Metabolic acidosis, a pH below 7.35, results from any nonpulmonary condition that leads to an excess of acids over bases. Renal patients with chronic acidemia may show signs of skeletal problems as calcium and phosphate are released from bone to help with the buffering of acids. Children with chronic acidosis may show signs of impaired growth. Metabolic alkalosis, a pH above 7.45, results from any nonpulmonary condition that leads to an excess of bases over acids. Metabolic alkalosis results from one of two mechanisms: an excess of bases or a loss of acids. Patients with a history of congestive heart failure and hypertension, who are on sodium-restricted diets and diuretics, are at greatest risk for metabolic alkalosis. Metabolic alkalosis can also be caused by prolonged vomiting, hyperaldosteronism, and diuretic therapy.

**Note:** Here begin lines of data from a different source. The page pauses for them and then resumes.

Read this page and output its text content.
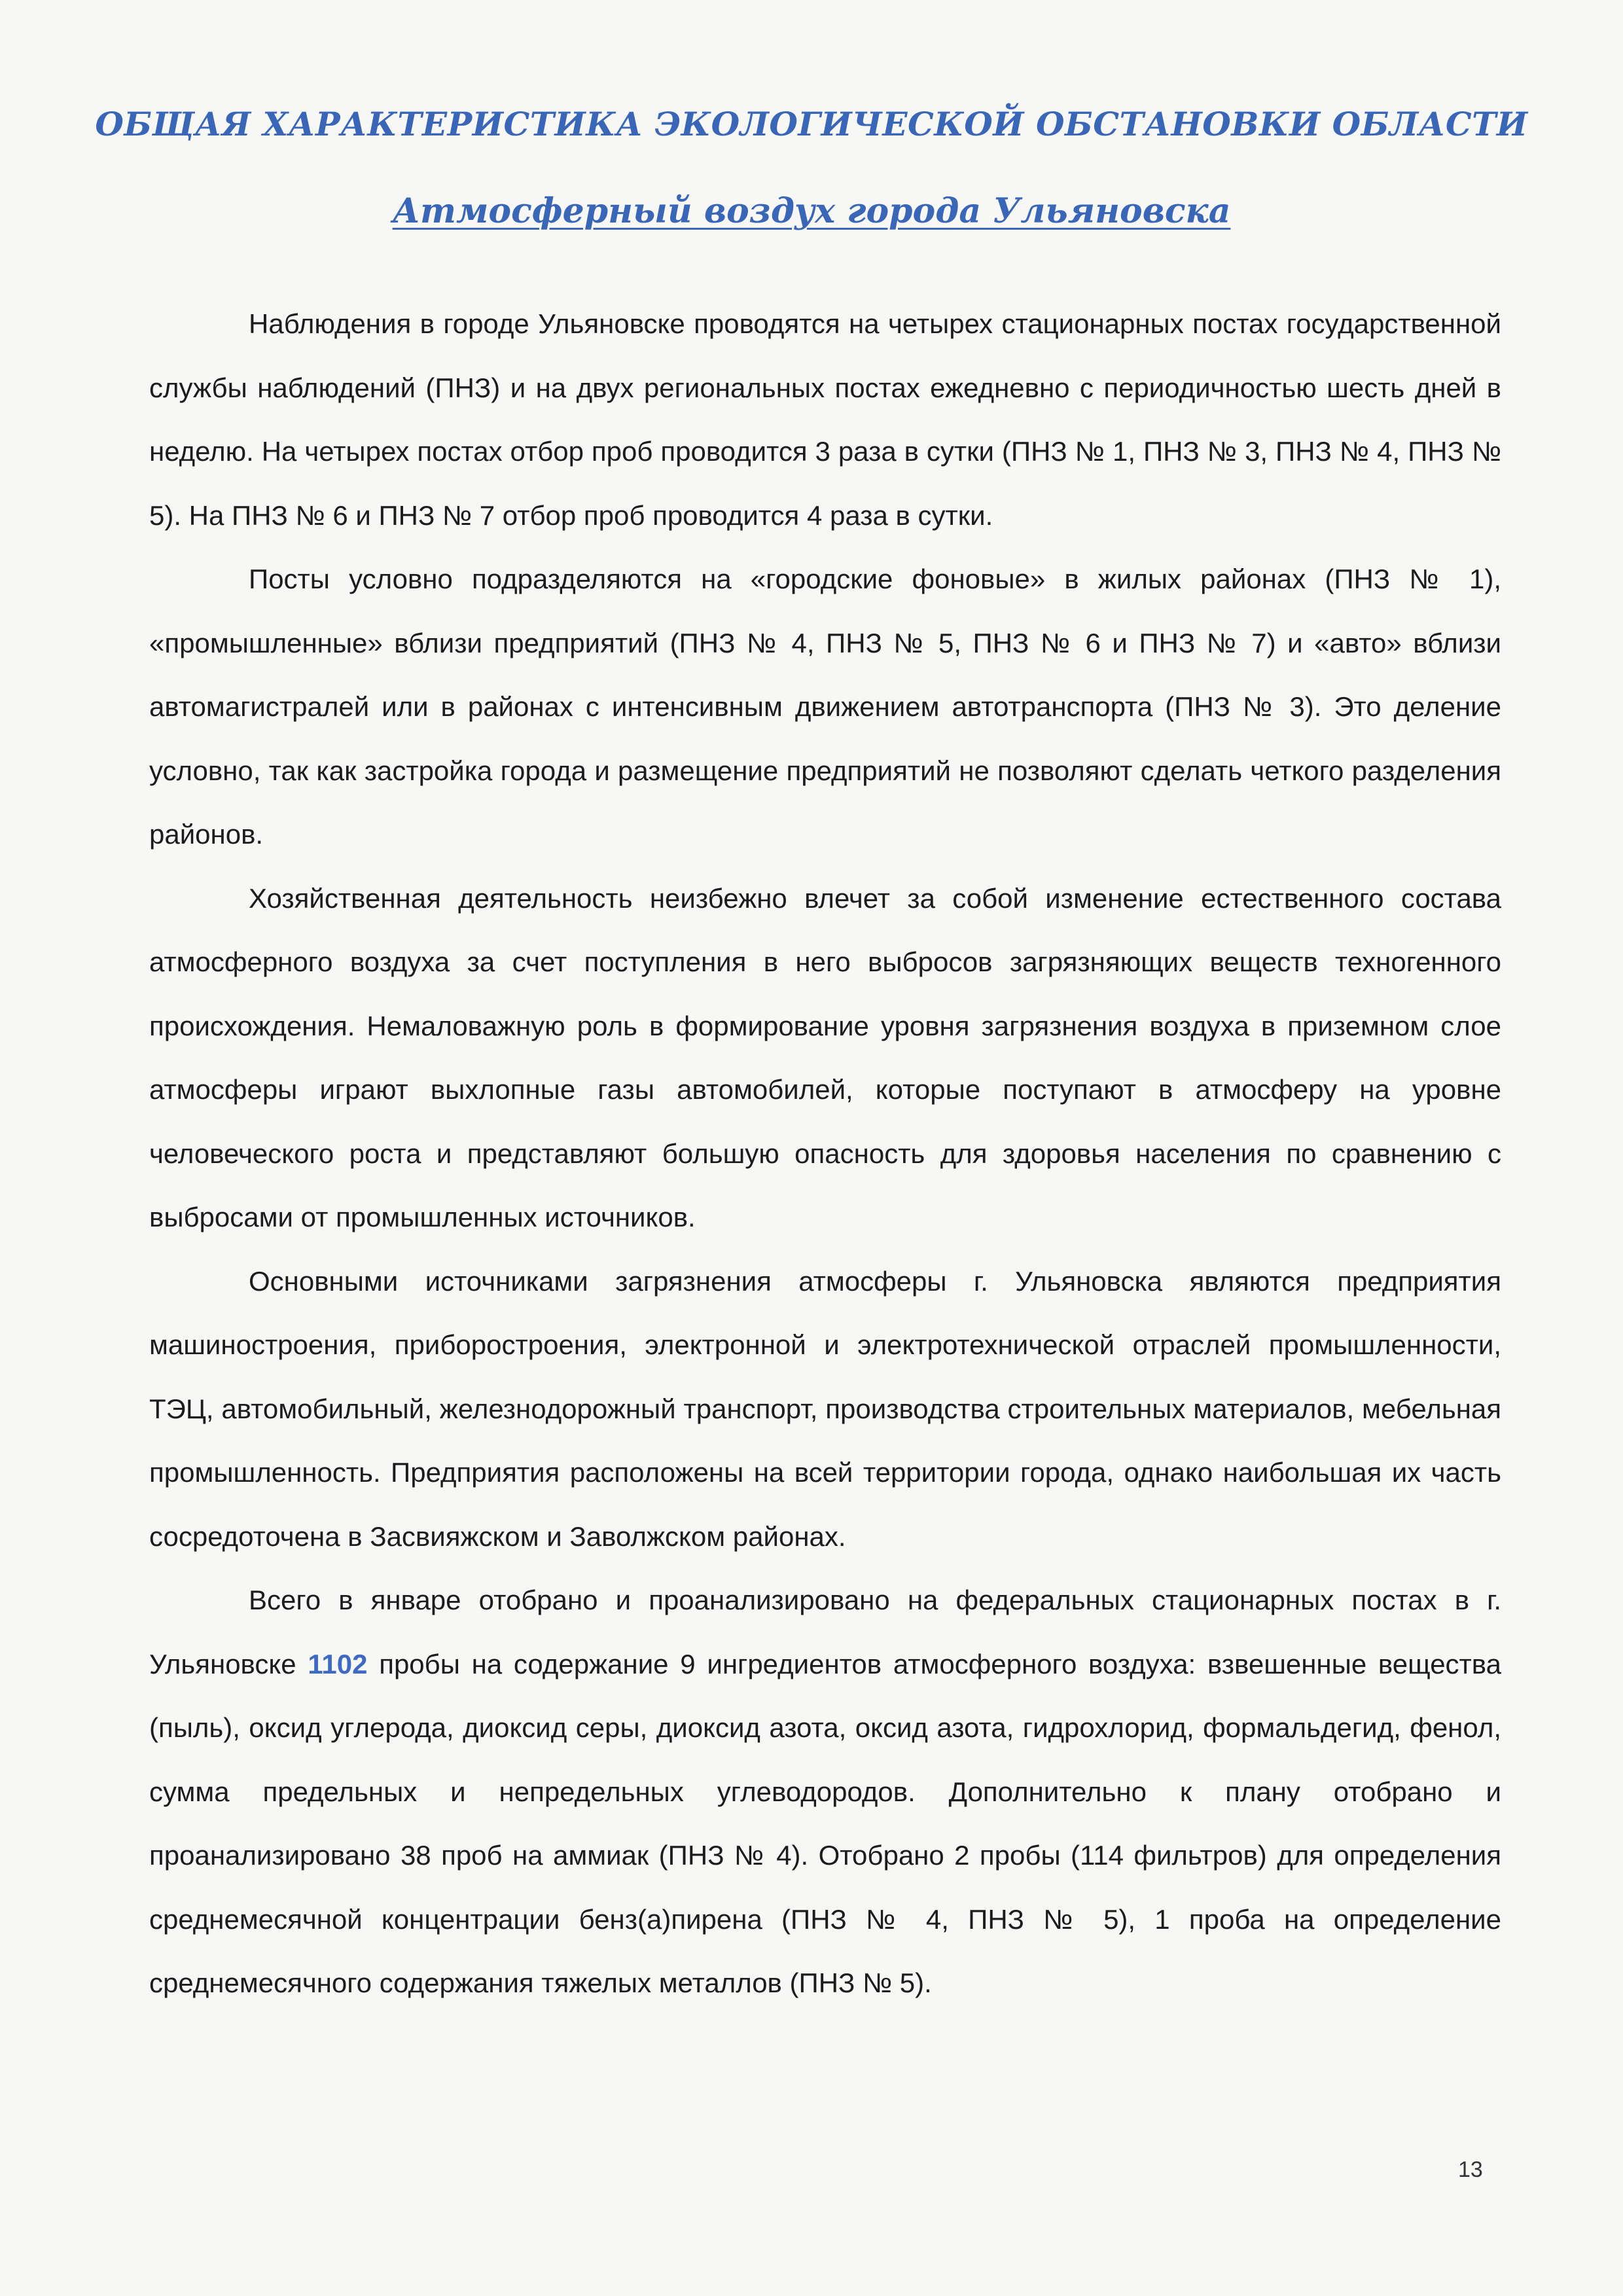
ОБЩАЯ ХАРАКТЕРИСТИКА ЭКОЛОГИЧЕСКОЙ ОБСТАНОВКИ ОБЛАСТИ
Атмосферный воздух города Ульяновска

Наблюдения в городе Ульяновске проводятся на четырех стационарных постах государственной службы наблюдений (ПНЗ) и на двух региональных постах ежедневно с периодичностью шесть дней в неделю. На четырех постах отбор проб проводится 3 раза в сутки (ПНЗ № 1, ПНЗ № 3, ПНЗ № 4, ПНЗ № 5). На ПНЗ № 6 и ПНЗ № 7 отбор проб проводится 4 раза в сутки.

Посты условно подразделяются на «городские фоновые» в жилых районах (ПНЗ № 1), «промышленные» вблизи предприятий (ПНЗ № 4, ПНЗ № 5, ПНЗ № 6 и ПНЗ № 7) и «авто» вблизи автомагистралей или в районах с интенсивным движением автотранспорта (ПНЗ № 3). Это деление условно, так как застройка города и размещение предприятий не позволяют сделать четкого разделения районов.

Хозяйственная деятельность неизбежно влечет за собой изменение естественного состава атмосферного воздуха за счет поступления в него выбросов загрязняющих веществ техногенного происхождения. Немаловажную роль в формирование уровня загрязнения воздуха в приземном слое атмосферы играют выхлопные газы автомобилей, которые поступают в атмосферу на уровне человеческого роста и представляют большую опасность для здоровья населения по сравнению с выбросами от промышленных источников.

Основными источниками загрязнения атмосферы г. Ульяновска являются предприятия машиностроения, приборостроения, электронной и электротехнической отраслей промышленности, ТЭЦ, автомобильный, железнодорожный транспорт, производства строительных материалов, мебельная промышленность. Предприятия расположены на всей территории города, однако наибольшая их часть сосредоточена в Засвияжском и Заволжском районах.

Всего в январе отобрано и проанализировано на федеральных стационарных постах в г. Ульяновске 1102 пробы на содержание 9 ингредиентов атмосферного воздуха: взвешенные вещества (пыль), оксид углерода, диоксид серы, диоксид азота, оксид азота, гидрохлорид, формальдегид, фенол, сумма предельных и непредельных углеводородов. Дополнительно к плану отобрано и проанализировано 38 проб на аммиак (ПНЗ № 4). Отобрано 2 пробы (114 фильтров) для определения среднемесячной концентрации бенз(а)пирена (ПНЗ № 4, ПНЗ № 5), 1 проба на определение среднемесячного содержания тяжелых металлов (ПНЗ № 5).

13
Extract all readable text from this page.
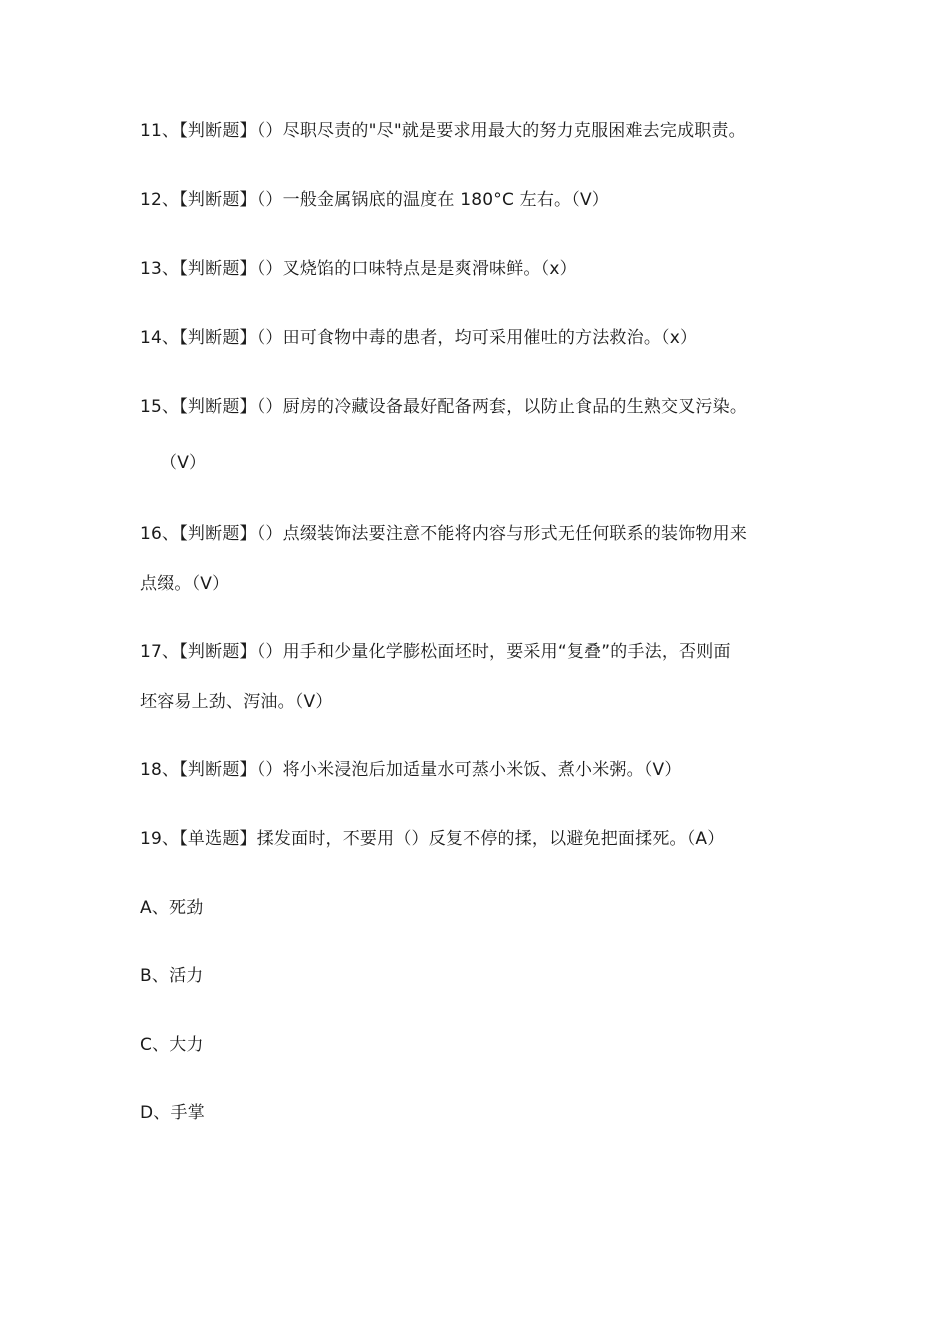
11、【判断题】（）尽职尽责的"尽"就是要求用最大的努力克服困难去完成职责。
12、【判断题】（）一般金属锅底的温度在 180°C 左右。（V）
13、【判断题】（）叉烧馅的口味特点是是爽滑味鲜。（x）
14、【判断题】（）田可食物中毒的患者，均可采用催吐的方法救治。（x）
15、【判断题】（）厨房的冷藏设备最好配备两套，以防止食品的生熟交叉污染。
（V）
16、【判断题】（）点缀装饰法要注意不能将内容与形式无任何联系的装饰物用来
点缀。（V）
17、【判断题】（）用手和少量化学膨松面坯时，要采用“复叠”的手法，否则面
坯容易上劲、泻油。（V）
18、【判断题】（）将小米浸泡后加适量水可蒸小米饭、煮小米粥。（V）
19、【单选题】揉发面时，不要用（）反复不停的揉，以避免把面揉死。（A）
A、死劲
B、活力
C、大力
D、手掌
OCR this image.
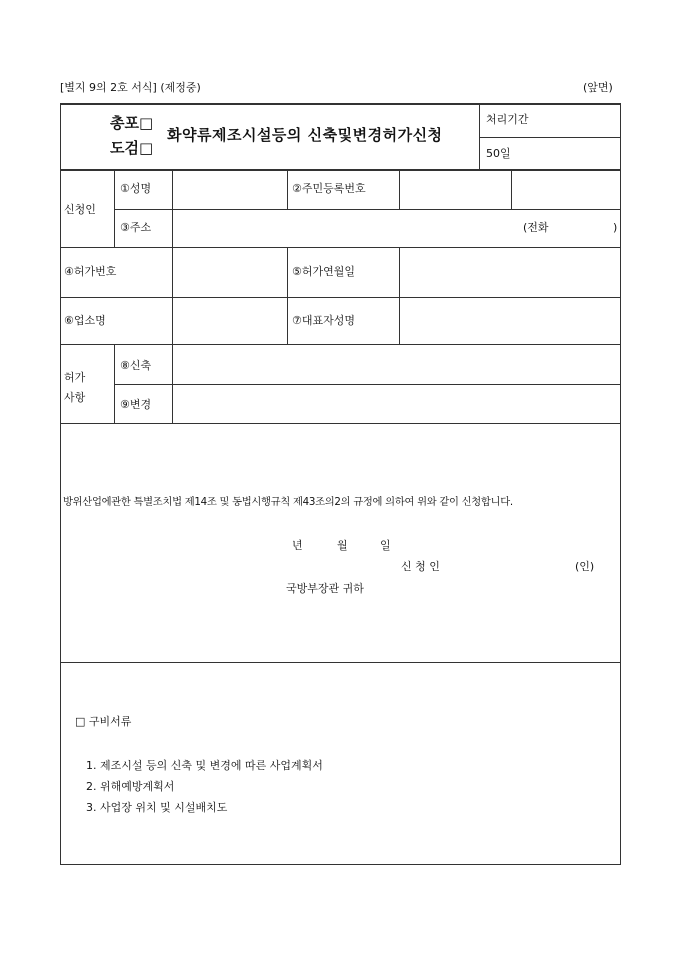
[별지 9의 2호 서식] (제정중)	(앞면)
총포□
도검□
화약류제조시설등의 신축및변경허가신청
처리기간
50일
신청인
①성명	②주민등록번호
③주소	(전화	)
④허가번호	⑤허가연월일
⑥업소명	⑦대표자성명
허가
사항
⑧신축
⑨변경
방위산업에관한 특별조치법 제14조 및 동법시행규칙 제43조의2의 규정에 의하여 위와 같이 신청합니다.
년	월	일
신 청 인	(인)
국방부장관 귀하
□ 구비서류
1. 제조시설 등의 신축 및 변경에 따른 사업계획서
2. 위해예방계획서
3. 사업장 위치 및 시설배치도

Respiratory acidosis is a pH imbalance that results from alveolar hypoventilation and an accumulation of carbon dioxide. It can be classified as either acute or chronic. Acute respiratory acidosis is associated with a sudden failure in ventilation. Chronic respiratory acidosis is seen in patients with chronic pulmonary disease, in whom long-term hypoventilation results in a chronic elevation (> 45 mm Hg) of Paco2 levels (hypercapnia), which renders the primary mechanism of inspiration, an elevated Paco2, unreliable. The major drive for respiration in chronic pulmonary disease patients becomes a low oxygen level (hypoxemia). Respiratory alkalosis is a pH imbalance that results from the excessive loss of carbon dioxide through hyperventilation (Paco2 < 35 mm Hg). Respiratory alkalosis is the most frequently occurring acid-base imbalance of hospitalized patients. Improper use of mechanical ventilators can cause iatrogenic respiratory alkalosis, whereas secondary respiratory alkalosis may develop from hyperventilation stimulated by metabolic or respiratory acidosis. Patients with respiratory alkalosis are at risk for hypokalemia, hypocalcemia, and hypophosphatemia.